"Enchi o Útero da Minha Mãe e Ela Pediu Mais um Irmãozinho"
O isolamento nos transforma. Faz a gente atravessar linhas que nunca imaginou cruzar. Aqui em casa, só eu e minha mãe, dois adultos lidando com o vazio que o mundo jogou em cima da gente. Eu sempre fui o filho dedicado, o que ouvia tudo, o que tentava consertar as coisas. Ela, uma mulher de 48 anos ainda linda, com curvas que o tempo só deixou mais generosas, sofria calada desde que ficou viúva. A depressão veio junto com a solidão, e eu via nos olhos dela o quanto aquilo pesava. Eu faria qualquer coisa pra trazer de volta o sorriso que ela tinha quando eu era pequeno.

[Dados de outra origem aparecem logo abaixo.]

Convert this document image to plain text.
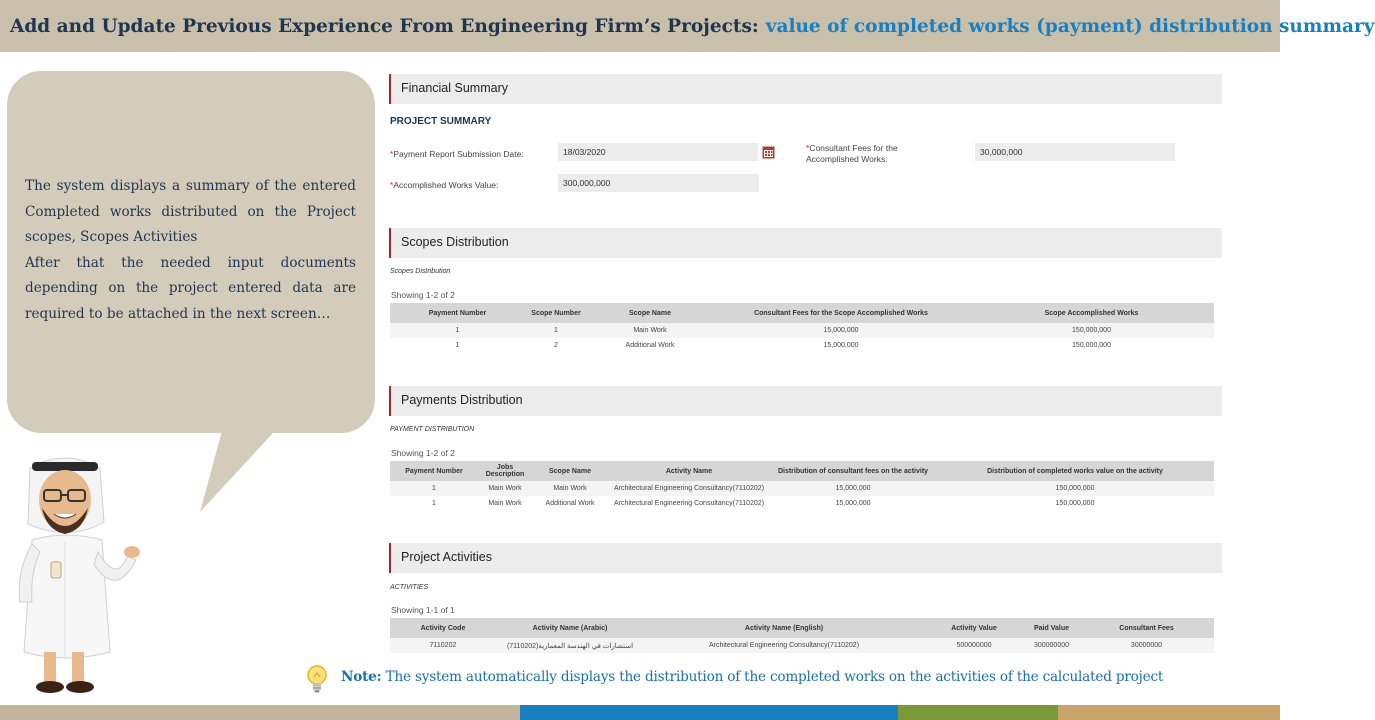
Add and Update Previous Experience From Engineering Firm’s Projects: value of completed works (payment) distribution summary

The system displays a summary of the entered Completed works distributed on the Project scopes, Scopes Activities

After that the needed input documents depending on the project entered data are required to be attached in the next screen…

Financial Summary
PROJECT SUMMARY
*Payment Report Submission Date:	18/03/2020	*Consultant Fees for the
Accomplished Works:
30,000,000
*Accomplished Works Value:	300,000,000
Scopes Distribution
Scopes Distribution
Showing 1-2 of 2
Payment Number	Scope Number	Scope Name	Consultant Fees for the Scope Accomplished Works	Scope Accomplished Works
1	1	Main Work	15,000,000	150,000,000
1	2	Additional Work	15,000,000	150,000,000
Payments Distribution
PAYMENT DISTRIBUTION
Showing 1-2 of 2
Payment Number	Jobs Description	Scope Name	Activity Name	Distribution of consultant fees on the activity	Distribution of completed works value on the activity
1	Main Work	Main Work	Architectural Engineering Consultancy(7110202)	15,000,000	150,000,000
1	Main Work	Additional Work	Architectural Engineering Consultancy(7110202)	15,000,000	150,000,000
Project Activities
ACTIVITIES
Showing 1-1 of 1
Activity Code	Activity Name (Arabic)	Activity Name (English)	Activity Value	Paid Value	Consultant Fees
7110202	استشارات في الهندسة المعمارية(7110202)	Architectural Engineering Consultancy(7110202)	500000000	300000000	30000000
Note: The system automatically displays the distribution of the completed works on the activities of the calculated project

Qualquer coisa mesmo.
Esse é o resumo cru: uma noite que começou como carinho de família virou a entrega total de um filho à mãe que o gerou, com tesão, gemidos, gozo dentro e promessas de mais. Se você tem curiosidade mórbida, desejo proibido ou só quer ver até onde o instinto leva, fica até o fim. As aventuras que eu posto aqui são reais, explícitas, sem filtro. E tem mais vindo por aí. Pra me achar e acompanhar tudo, é só procurar na internet por: www.selmaclub.com
Aquele dia ela tava diferente. Chegou da cozinha com um cheiro de café fresco misturado com o perfume doce que ela usava só em dias especiais. Me olhou de um jeito que fez meu estômago dar um nó. Ficava vermelha do nada, ria de bobeira, roçava o braço no meu enquanto lavava a louça. À noite, quando o calor de Recife apertava e o ventilador zumbia preguiçoso no quarto dela, ela chamou:
— Vem cá, meu filho... fica aqui comigo hoje. Só nós dois, como antigamente, mas melhor.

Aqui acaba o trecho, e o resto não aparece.